Job Journal: Sales associate at Dillard's department store

The United States workforce is represented by two separate, yet equally important groups: those who plan on keeping their job for the long haul, and those who are biding their time before becoming the Next Big Thing. These are stories from the second group.

Job: Sales associate in the home department of Dillard's

Duration: 11 months

Year: 2003-4

I've put off writing about this one for a long time. I suppose of all my jobs, this was my 'Nam—in that I never really knew why I was there, I couldn't figure out how to leave, and somehow I ended up with an ear necklace.

I'd been at UT's Alumni Association for quite some time, and while the job wasn't bad and the people were great, I felt like I needed to move on and grow up. That "growing up" at the time meant getting a job at a department store fills me with such a sweet nostalgia for my simple youth that it hurts.

Anyway, my friend Mark had been shopping in the home department of Dillard's for someone's registry, and the sales associate tried to get him to apply for a job on the spot. He knew I was looking for something else, and friend that he is, he mentioned it to me. I still appreciate him looking out for me and absolve him of any guilt for the following 11 months. Come to think of it, we both started working at that horrible call center at the same time. Maybe he's not such a great friend...

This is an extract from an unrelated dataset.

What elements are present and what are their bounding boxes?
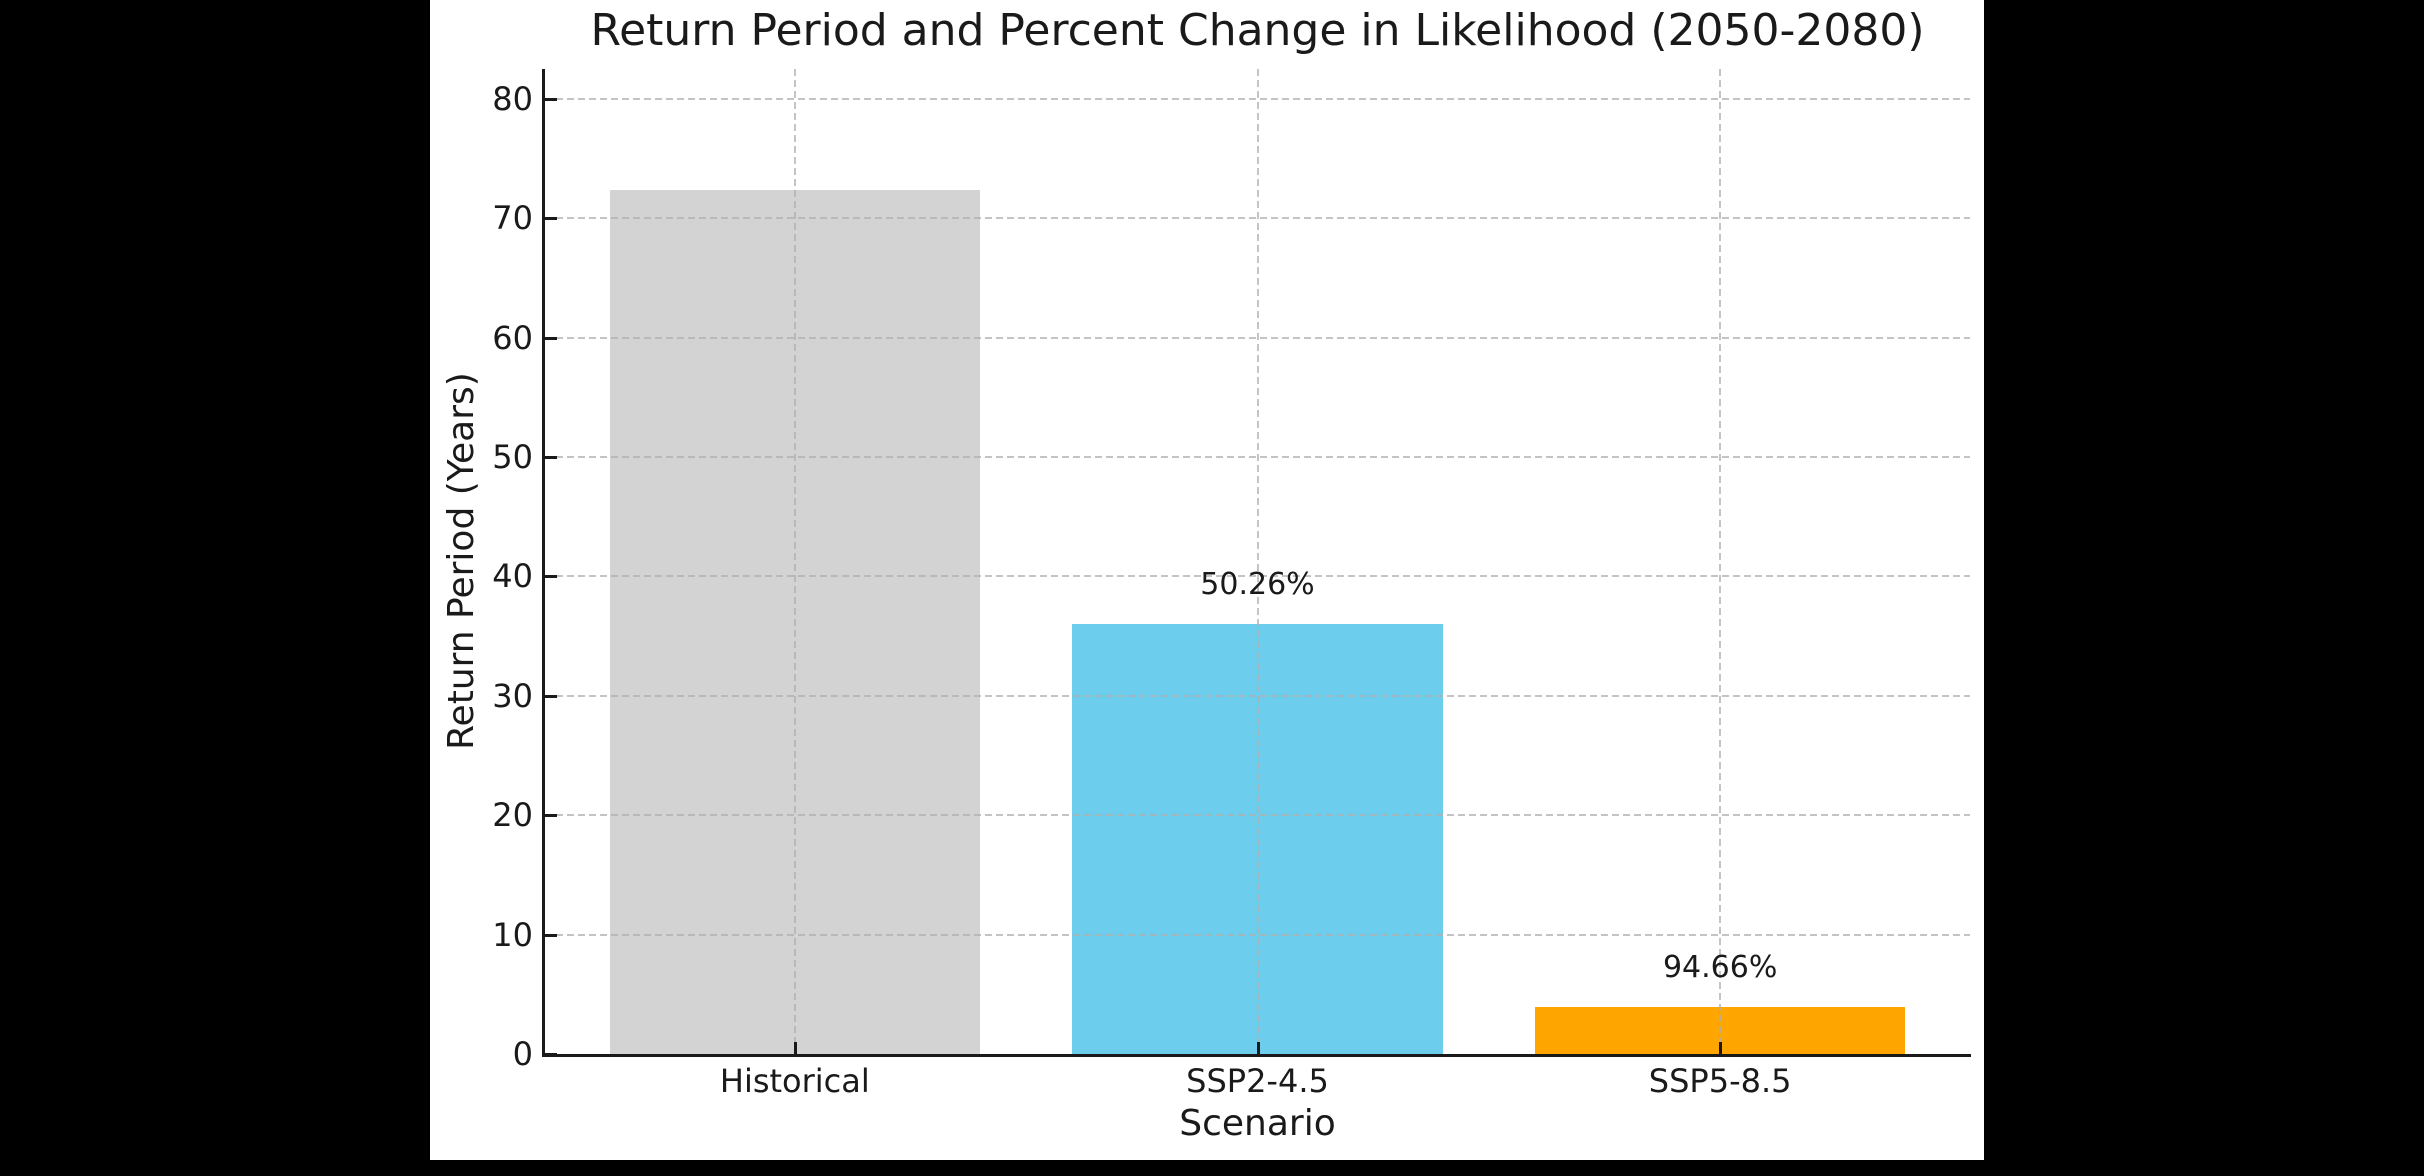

I went in a few days later to fill out an application, and the department manager, Chris, interviewed me. To say it was fast is an understatement. This was one of a few jobs where the manager saw I was a mentally competent human with four working limbs and decided immediately to hire me. What can I say? It was a boom economy. In truth, the department was filled with women, all of whom were either old or pregnant. The home department was one of the few areas of the store that actually needed someone who could carry a little weight, because they received shipments of pots & pans and appliances that needed to be hauled around the department, and that's not something at which pregnant or old women are known to excel.

In addition to cargo duty, I was expected to sell. Like, for real, talk people into buying things. This was new to me. Dillard's is known for being one of the highest-paying mall retailers around, and here's their secret: you're hired at a rate of pay that's pretty tough to maintain. It's not commission exactly, more like a quota. To maintain your introductory hourly pay, you're expected to sell a certain amount of goods every month. If you don't, you take a pay cut. If you sell more, you get a raise. There were women making more there ten years ago than my wife makes right now, working in the corporate Manhattan offices of a major clothing company. Those women would cut you to make a sale.

Like any job in a place you previously only frequented as a consumer, there was a very slight initial thrill of peeling back the curtain and seeing the guts of the machine. But soon you realize the lighting's awful, the floors are dirty and everything you're selling is garbage.

Why was this job so bad? It's too much to detail in one post, but I'll bullet-point it:

  • I knew absolutely nothing about the stuff I was required to talk people into buying. Coffee makers? Toasters? Skillets? Why are any of these better than the others? Could the manufacturer even answer that?

  • The job was by-the-numbers in the worst way. Clock-in was computerized. Ten seconds late was the same as fifteen minutes late, and after nine tardies you were fired, no questions asked. Many was the morning I sprinted to the clock to swipe my card, while the store manager stood by and watched. Luckily I only lived five minutes away.

  • The break room. It was conveniently located right by our department, upstairs. For someone at the makeup counters downstairs, half your break would be consumed by walking to the break room. Unfortunately, it was the saddest room I've ever been in in my life, and I've been to a few funerals. The fluorescent lighting was at its vibrating yellowest in here. There was a dirty coffee maker that was never on. There was a 13" TV with rabbit ears at the front of the room, tuned in to poorly received daytime television. No snack machines, no magazines, no joy. How many people made the decision to end their own lives in that yellow room with bad TV? I almost immediately started taking my lunch breaks in the food court of the mall.

  • The store manager was the worst kind of used-car salesman glad-handing lizard you could imagine. He looked down on all of us with poorly hidden contempt. It was widely known he was cheating on his wife. He was paid far too well, yet still wore ill-fitting suits. He had yellow teeth and a voice that made you want to break them. He did the morning announcements.

Some of the people I worked with weren't bad. Chris, my manager for most of the time there, was an absolutely great guy. I'll give him his own post. Some of the people were awful. They'll probably get a post too. I'll also tell you about some of the worst things we had to sell (balsa wood parrots, anyone?), how I learned to wrap a present like a boss, my ever-expanding lunch break, and what it's like to sell discounted Christmas ornaments for four straight hours.

Colin Fisher is many things to many people, but mostly he's an actor and writer.


  1. I have heard from multiple people that Dillard's is the worst place to work. One guy I know even worked in the ad department creating weekly sales ads, and that even sucked. They seem to specialize in crushing souls.

  2. Yeah! Everyone I've ever talked to who worked at a Dillard's hated it. Poison like that has to trickle down from the top. The Dillard family must have done something bad during The War.